Je bent al decennialang een befaamd schrijver. Van romans en non-fictie. Wat vind je het fijnst om te schrijven?
“Dat kan ik niet zeggen. Het is niet zo dat ik denk: nu wil ik weer eens een roman schrijven en nu non-fictie. De onderwerpen dienen zich aan en daarbij de vorm. De boeken over mijn oma Rose en over Julia, de dochter van keizer Augustus, zijn gebaseerd op heel veel onderzoek, maar ik koos voor de historische roman om ook de innerlijke wereld van deze vrouwen te kunnen beschrijven en de geschiedenis meer invoelbaar te maken. Boeken over de stad Rome en over de vluchtelingen bijvoorbeeld, schrijf ik als non-fictie.”
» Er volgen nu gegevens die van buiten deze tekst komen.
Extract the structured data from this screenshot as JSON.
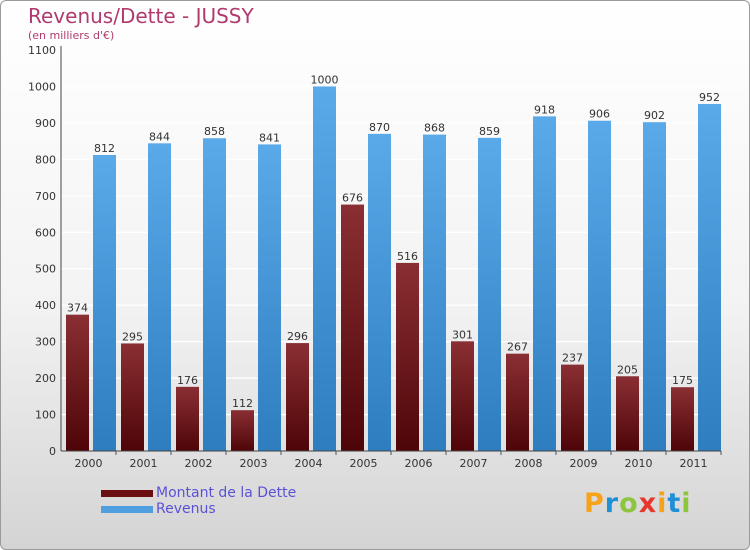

Je woont in Italië, in Rome. Daar schreef je ook een boek over. Wat trekt jou zo aan in die stad? En waarom heb je Nederland verlaten?
“Nederland heb ik niet bewust verlaten. Op mijn 13de kreeg ik een hersenbloeding. Daarom mocht ik niet mee met de Rome-reis van school. Die ga ik later inhalen, dacht ik bij mezelf. Dat deed ik na mijn Letterenstudie, met het idee daarna door te reizen naar Parijs en naar New York. Maar ik ben blijven hangen. Rome is weergaloos mooi, je raakt er nooit uitgekeken. De mensen zijn open, communicatief, nieuwsgierig. Elke steen vertelt een verhaal en te midden van al die geschiedenis wordt er heel erg in het hier en nu geleefd. Alsof al die vervlogen tijden je aansporen: Nu is het aan jou het leven te leven. Mijn moeder zei: ‘Rome is jouw stad.’ Maar ik ben ook nog regelmatig in Nederland, mijn zussen en broer wonen er, en dierbare vrienden en vriendinnen. Ik geef lezingen over mijn boeken.”
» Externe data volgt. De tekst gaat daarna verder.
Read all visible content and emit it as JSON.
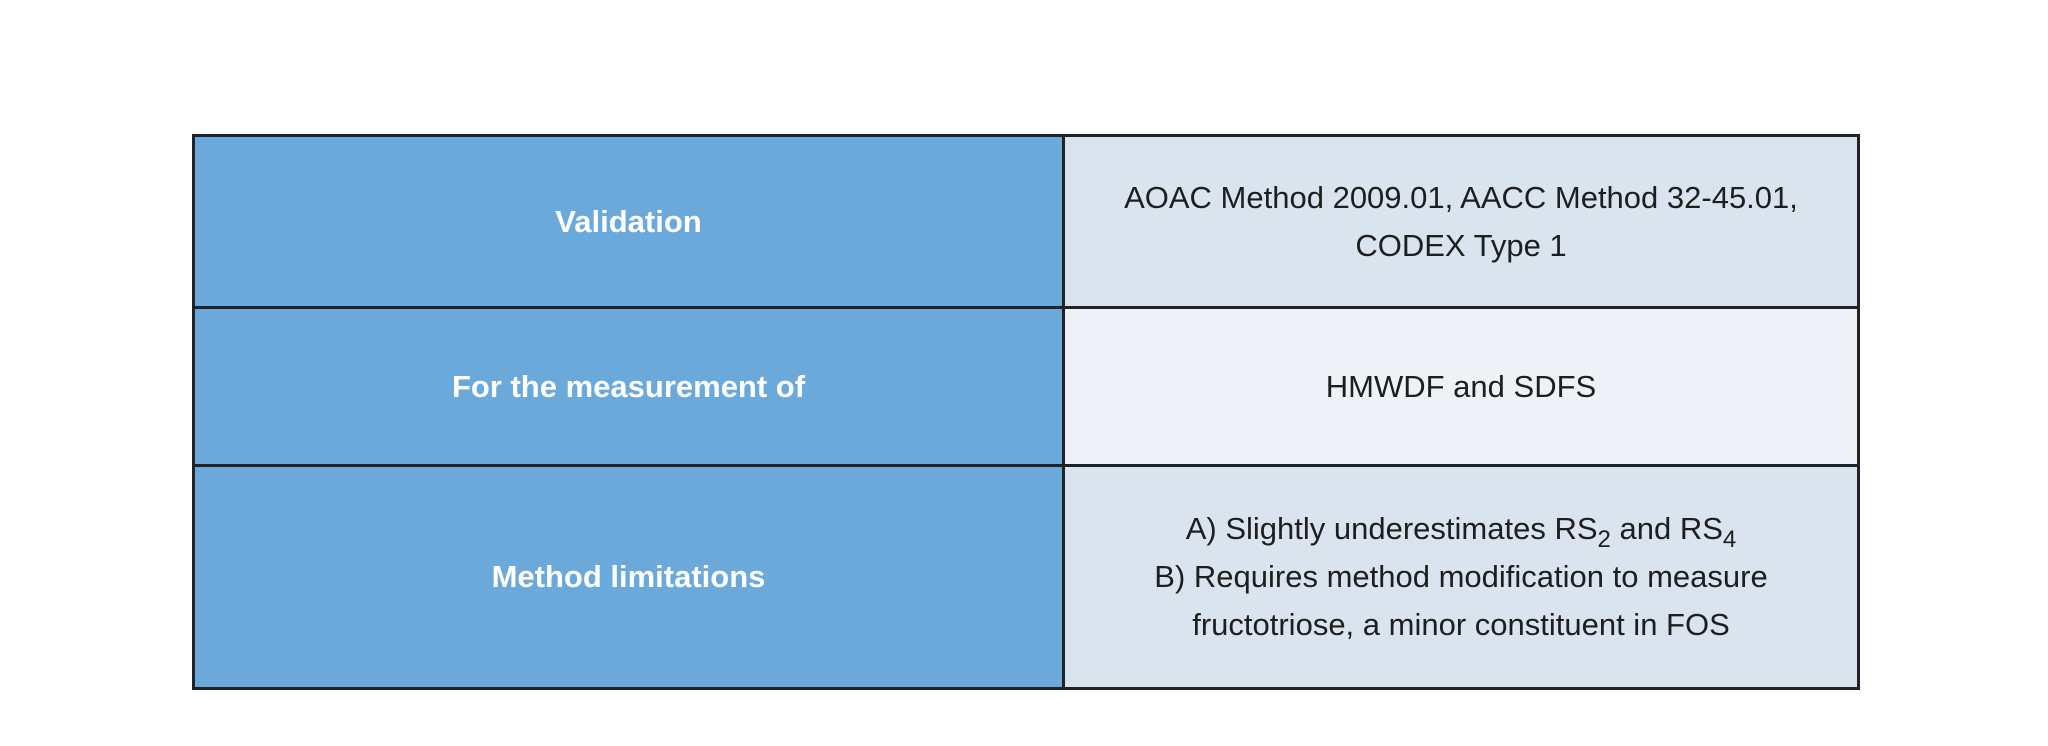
{
  "table": {
    "rows": [
      {
        "label": "Validation",
        "lines": [
          "AOAC Method 2009.01, AACC Method 32-45.01,",
          "CODEX Type 1"
        ]
      },
      {
        "label": "For the measurement of",
        "lines": [
          "HMWDF and SDFS"
        ]
      },
      {
        "label": "Method limitations",
        "line_a": {
          "prefix": "A) Slightly underestimates RS",
          "sub1": "2",
          "mid": " and RS",
          "sub2": "4"
        },
        "lines": [
          "B) Requires method modification to measure",
          "fructotriose, a minor constituent in FOS"
        ]
      }
    ]
  },
  "colors": {
    "label_bg": "#6aa9d9",
    "value_bg_dark": "#dae4ef",
    "value_bg_light": "#eef2f6",
    "border": "#1f2328"
  }
}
In je nieuwste boek, Over antieke wegen, beschrijf je je ‘pelgrimage’ per fiets van Rome naar Mycene, Griekenland nadat je moeder is overleden. Je ging samen met fotograaf Art Khachatrian. Hoe ontstond het idee voor deze reis?
“In 2004 wilde ik naar Iran, naar de prachtige stad Isfahan, me verdiepen in de verhalen die worden verteld door de Perzische tapijten. Daar wilde ik een roman aan wijden. Maar bij een lezing in Amsterdam ontmoette ik Art Khachatrian, afkomstig uit het christelijke buurland van Iran, Armenië. Het werd een liefde. Hij fietste vanuit Amsterdam naar mij in Rome en zei: ‘Dit moeten we samen doen.’ Ik lachte hem uit, maar uiteindelijk liet ik me overhalen en fietsten we van Amsterdam naar het Orakel van Delphi. Het was een grootse tocht. Fietsen is verhevigd leven. We spraken af ooit nog eens zo’n reis te maken. Na de dood van mijn moeder, mijn grote vriendin met wie ik een zeer hechte band had, wist ik niet wat ik met mijn leven moest. Toen was het hét moment voor weer zo’n fietstocht. Nu van Rome naar Mycene, tot aan Brindisi over de ‘Koningin der wegen’: de Via Appia. In Brindisi staken we over naar Griekenland.”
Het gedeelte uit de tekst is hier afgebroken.